WorraLiberty · 24/11/2018 17:17

Barbeito why the actual fuck didn't your DH just say "No thanks, we can't afford it"? Confused

HollowTalk · 24/11/2018 17:20

@Barbeito You and your husband are spending Christmas Day separately because his parents want an expensive meal that you can't afford? Why not say that neither of you will be there and you'll both go to your mum's? I'd be embarrassed and realise I'd made a huge mistake if I was your MIL.

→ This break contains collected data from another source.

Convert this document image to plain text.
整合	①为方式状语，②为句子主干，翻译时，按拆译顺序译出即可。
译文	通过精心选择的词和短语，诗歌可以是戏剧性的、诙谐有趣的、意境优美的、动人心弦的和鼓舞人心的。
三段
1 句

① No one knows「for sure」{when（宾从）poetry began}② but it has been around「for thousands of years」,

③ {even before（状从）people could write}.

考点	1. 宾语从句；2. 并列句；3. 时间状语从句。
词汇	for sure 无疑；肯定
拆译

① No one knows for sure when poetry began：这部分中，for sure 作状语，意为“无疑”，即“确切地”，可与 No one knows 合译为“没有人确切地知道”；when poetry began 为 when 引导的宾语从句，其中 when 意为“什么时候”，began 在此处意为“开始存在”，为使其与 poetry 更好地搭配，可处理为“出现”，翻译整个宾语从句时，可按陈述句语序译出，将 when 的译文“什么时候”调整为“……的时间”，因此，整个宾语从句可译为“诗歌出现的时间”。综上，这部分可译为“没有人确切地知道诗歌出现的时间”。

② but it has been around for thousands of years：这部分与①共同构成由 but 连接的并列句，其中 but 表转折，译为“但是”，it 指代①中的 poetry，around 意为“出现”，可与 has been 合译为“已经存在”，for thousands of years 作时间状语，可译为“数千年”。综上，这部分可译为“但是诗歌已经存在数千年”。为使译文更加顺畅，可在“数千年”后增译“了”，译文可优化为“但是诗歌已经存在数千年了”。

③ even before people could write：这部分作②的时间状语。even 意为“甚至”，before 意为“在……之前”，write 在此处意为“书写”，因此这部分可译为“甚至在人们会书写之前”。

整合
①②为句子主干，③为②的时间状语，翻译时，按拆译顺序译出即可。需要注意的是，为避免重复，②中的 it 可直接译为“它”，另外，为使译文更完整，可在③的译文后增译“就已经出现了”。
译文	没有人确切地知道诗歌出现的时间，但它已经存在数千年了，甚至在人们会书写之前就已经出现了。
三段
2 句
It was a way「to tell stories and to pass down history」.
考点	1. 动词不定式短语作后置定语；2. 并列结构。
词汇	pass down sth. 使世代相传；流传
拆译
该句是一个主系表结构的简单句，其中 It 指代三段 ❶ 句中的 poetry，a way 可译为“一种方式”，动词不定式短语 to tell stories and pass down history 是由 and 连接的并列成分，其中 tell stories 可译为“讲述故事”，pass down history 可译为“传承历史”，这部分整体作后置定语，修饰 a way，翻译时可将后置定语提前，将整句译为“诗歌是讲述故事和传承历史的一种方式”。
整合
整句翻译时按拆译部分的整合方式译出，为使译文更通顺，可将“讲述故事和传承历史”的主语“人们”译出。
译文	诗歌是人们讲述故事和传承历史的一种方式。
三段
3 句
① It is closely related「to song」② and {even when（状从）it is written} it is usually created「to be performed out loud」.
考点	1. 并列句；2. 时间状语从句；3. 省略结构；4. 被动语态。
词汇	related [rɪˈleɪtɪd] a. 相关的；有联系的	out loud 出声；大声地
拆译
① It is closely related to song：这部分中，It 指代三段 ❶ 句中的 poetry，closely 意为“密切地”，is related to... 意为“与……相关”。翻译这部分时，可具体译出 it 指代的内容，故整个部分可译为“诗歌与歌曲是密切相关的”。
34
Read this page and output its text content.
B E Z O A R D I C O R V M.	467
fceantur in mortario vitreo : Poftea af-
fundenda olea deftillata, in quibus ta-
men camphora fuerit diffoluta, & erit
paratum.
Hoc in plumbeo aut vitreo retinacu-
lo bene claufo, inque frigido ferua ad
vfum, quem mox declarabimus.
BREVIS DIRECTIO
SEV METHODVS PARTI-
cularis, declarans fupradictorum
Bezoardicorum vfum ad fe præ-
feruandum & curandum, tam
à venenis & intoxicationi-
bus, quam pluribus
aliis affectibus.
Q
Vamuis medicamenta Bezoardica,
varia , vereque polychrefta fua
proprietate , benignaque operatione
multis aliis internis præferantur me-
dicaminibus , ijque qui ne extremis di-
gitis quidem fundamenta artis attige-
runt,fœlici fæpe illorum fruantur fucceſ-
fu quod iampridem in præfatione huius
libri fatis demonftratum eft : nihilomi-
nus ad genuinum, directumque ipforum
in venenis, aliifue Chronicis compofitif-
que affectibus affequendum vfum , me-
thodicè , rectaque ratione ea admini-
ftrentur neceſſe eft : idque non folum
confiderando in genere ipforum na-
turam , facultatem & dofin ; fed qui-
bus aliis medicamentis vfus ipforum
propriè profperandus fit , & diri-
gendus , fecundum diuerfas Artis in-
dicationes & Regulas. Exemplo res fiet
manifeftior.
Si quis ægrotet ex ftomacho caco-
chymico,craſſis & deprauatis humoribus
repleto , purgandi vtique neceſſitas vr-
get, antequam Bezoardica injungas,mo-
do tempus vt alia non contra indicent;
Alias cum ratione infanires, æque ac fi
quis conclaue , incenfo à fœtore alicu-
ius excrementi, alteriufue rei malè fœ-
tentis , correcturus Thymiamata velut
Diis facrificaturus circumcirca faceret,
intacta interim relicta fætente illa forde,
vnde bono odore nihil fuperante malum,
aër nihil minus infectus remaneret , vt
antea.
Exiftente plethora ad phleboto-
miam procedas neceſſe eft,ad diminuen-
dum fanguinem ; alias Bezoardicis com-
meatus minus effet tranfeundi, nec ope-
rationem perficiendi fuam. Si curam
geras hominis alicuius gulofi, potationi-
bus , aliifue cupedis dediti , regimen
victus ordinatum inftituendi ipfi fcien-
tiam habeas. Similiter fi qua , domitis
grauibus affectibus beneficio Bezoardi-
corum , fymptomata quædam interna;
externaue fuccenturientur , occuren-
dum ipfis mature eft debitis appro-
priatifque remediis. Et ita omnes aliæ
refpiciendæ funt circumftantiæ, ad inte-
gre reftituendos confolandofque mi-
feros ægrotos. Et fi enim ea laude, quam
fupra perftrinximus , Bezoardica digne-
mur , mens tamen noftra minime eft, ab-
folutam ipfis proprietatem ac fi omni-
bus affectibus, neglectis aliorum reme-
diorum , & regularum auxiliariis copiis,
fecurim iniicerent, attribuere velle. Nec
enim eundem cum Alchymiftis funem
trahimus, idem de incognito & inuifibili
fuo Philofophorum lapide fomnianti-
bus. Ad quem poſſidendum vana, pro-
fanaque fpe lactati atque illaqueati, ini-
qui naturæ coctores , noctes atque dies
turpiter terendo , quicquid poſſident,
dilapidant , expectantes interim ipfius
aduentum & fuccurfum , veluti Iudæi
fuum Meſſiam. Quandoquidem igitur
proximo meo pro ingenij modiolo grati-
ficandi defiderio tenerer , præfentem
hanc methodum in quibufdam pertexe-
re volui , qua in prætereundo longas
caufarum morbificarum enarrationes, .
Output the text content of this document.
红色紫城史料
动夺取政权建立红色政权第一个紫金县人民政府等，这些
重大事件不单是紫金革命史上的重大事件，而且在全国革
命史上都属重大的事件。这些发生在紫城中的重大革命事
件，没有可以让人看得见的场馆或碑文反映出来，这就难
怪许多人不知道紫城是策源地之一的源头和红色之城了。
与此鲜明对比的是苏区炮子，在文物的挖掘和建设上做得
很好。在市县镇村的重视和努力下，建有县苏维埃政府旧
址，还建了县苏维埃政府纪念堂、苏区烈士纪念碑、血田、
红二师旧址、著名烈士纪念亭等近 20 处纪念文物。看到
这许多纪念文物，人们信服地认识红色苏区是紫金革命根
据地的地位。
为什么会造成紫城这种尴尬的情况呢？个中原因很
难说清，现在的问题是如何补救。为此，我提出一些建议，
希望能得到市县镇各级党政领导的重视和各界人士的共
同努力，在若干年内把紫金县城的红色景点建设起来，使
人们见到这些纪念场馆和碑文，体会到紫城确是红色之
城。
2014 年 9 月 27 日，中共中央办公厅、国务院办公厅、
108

formerbabe · 24/11/2018 17:21

PIL made the executive decision that they want to have Christmas lunch at a fancy hotel. £150 a head just for lunch - no stay included! DH and I can't afford for both of us to go (can't afford for one of us to go, really). So he is going to have lunch with them while I go to my family

After Christmas where my in laws came round, brought nothing and it cost us £400 Shock we said that the next year we'd go out for Christmas lunch to the pub. The cost of this for us was cheaper than us hosting. They were invited with the expectation they'd have to pay for their own pub lunch. Funnily enough, they declined based on cost. So it was totally fine for me to shoulder all the cost of hosting but perish the thought it might cost them something. If they were hard up, I'd understand but they are much better off than us just tight.

Fatted · 24/11/2018 17:21

No! I wouldn't charge my guests for hosting dinner at my house. If I didn't want to cook, then I would go out and invite others to join me.